Following are the types of term insurance policies -

  • Convertible term - Convertible term plans help policyholders to change existing term insurance policy, that may still be valid for a few years, into something like a permanent insurance policy.
    Increasing term - After a certain amount of time, only a few plans enable policyholders to enhance the death benefit. While the rates may rise as a consequence, policyholders will initially pay cheaper premiums.
  • Decreasing or Mortgage term - In a declining term (also known as a mortgage term) insurance, the coverage lowers at a specified rate over the term. The rates are normally consistent across the term (and are cheaper than term policy premiums), with the coverage decrease occurring monthly or yearly.

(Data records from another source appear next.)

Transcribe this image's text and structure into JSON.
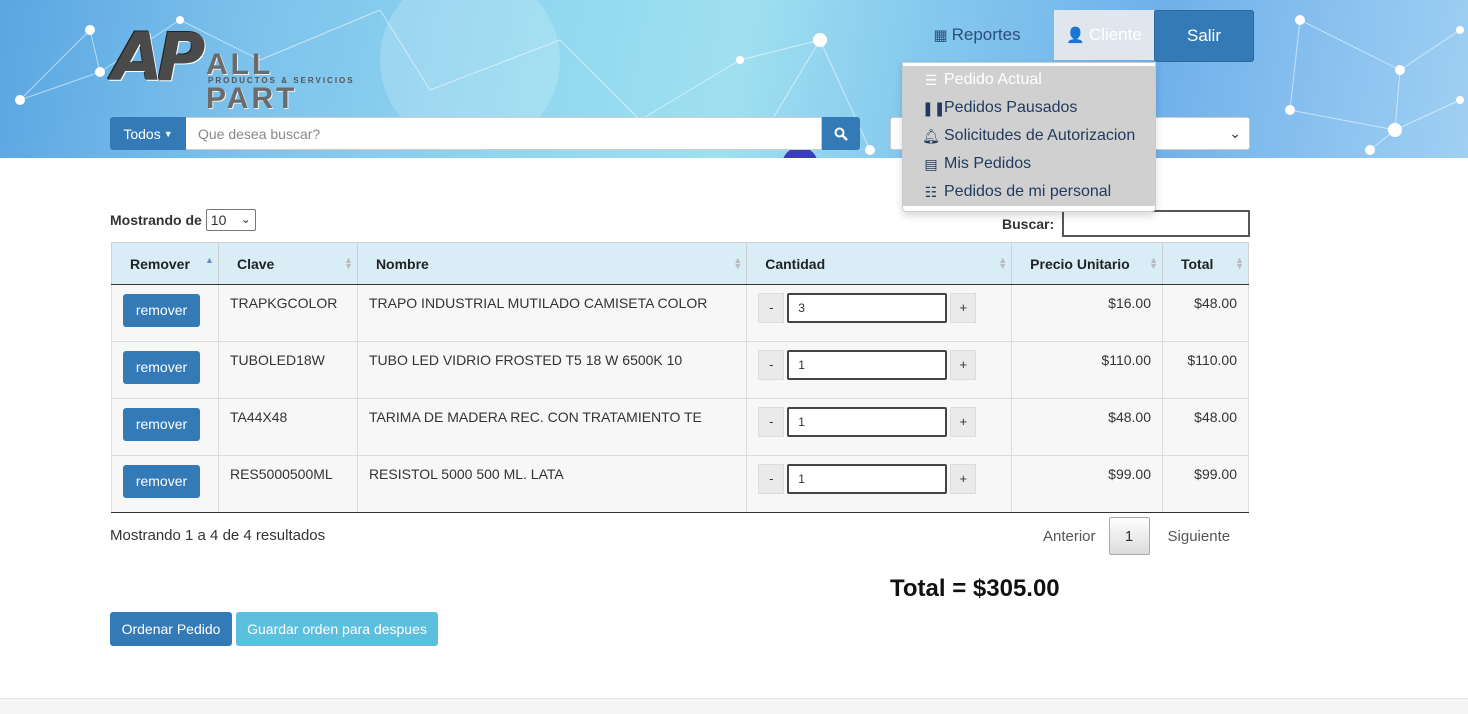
{
  "brand": {
    "logo_mark": "AP",
    "logo_text": "ALL PART",
    "logo_sub": "PRODUCTOS & SERVICIOS"
  },
  "nav": {
    "reportes": "Reportes",
    "cliente": "Cliente",
    "salir": "Salir"
  },
  "search": {
    "category": "Todos",
    "placeholder": "Que desea buscar?"
  },
  "dropdown": {
    "items": [
      {
        "label": "Pedido Actual",
        "icon": "menu-icon"
      },
      {
        "label": "Pedidos Pausados",
        "icon": "pause-icon"
      },
      {
        "label": "Solicitudes de Autorizacion",
        "icon": "bell-icon"
      },
      {
        "label": "Mis Pedidos",
        "icon": "list-icon"
      },
      {
        "label": "Pedidos de mi personal",
        "icon": "tasks-icon"
      }
    ]
  },
  "table_controls": {
    "length_label": "Mostrando de",
    "length_value": "10",
    "search_label": "Buscar:"
  },
  "table": {
    "headers": [
      "Remover",
      "Clave",
      "Nombre",
      "Cantidad",
      "Precio Unitario",
      "Total"
    ],
    "rows": [
      {
        "button": "remover",
        "clave": "TRAPKGCOLOR",
        "nombre": "TRAPO INDUSTRIAL MUTILADO CAMISETA COLOR",
        "cantidad": "3",
        "precio": "$16.00",
        "total": "$48.00"
      },
      {
        "button": "remover",
        "clave": "TUBOLED18W",
        "nombre": "TUBO LED VIDRIO FROSTED T5 18 W 6500K 10",
        "cantidad": "1",
        "precio": "$110.00",
        "total": "$110.00"
      },
      {
        "button": "remover",
        "clave": "TA44X48",
        "nombre": "TARIMA DE MADERA REC. CON TRATAMIENTO TE",
        "cantidad": "1",
        "precio": "$48.00",
        "total": "$48.00"
      },
      {
        "button": "remover",
        "clave": "RES5000500ML",
        "nombre": "RESISTOL 5000 500 ML. LATA",
        "cantidad": "1",
        "precio": "$99.00",
        "total": "$99.00"
      }
    ],
    "minus": "-",
    "plus": "+"
  },
  "info": "Mostrando 1 a 4 de 4 resultados",
  "pager": {
    "prev": "Anterior",
    "page": "1",
    "next": "Siguiente"
  },
  "total": "Total = $305.00",
  "actions": {
    "order": "Ordenar Pedido",
    "save": "Guardar orden para despues"
  },
  "colors": {
    "primary": "#337ab7",
    "info": "#5bc0de",
    "header_cell": "#d9edf7"
  }
}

These riders are now available as a specific product or alternative on some products. It works in the same way, and it is well worth paying a tiny additional premium for such advantages, which may be quite beneficial to the covered or nominee in the event of an unexpected and unforeseeable occurrence.

Also Read: How Do Riders Help In Customising Life Insurance Policies?

Disclaimer: This article is issued in the general public interest and meant for general information purposes only. Readers are advised not to rely on the contents of the article as conclusive in nature and should research further or consult an expert in this regard.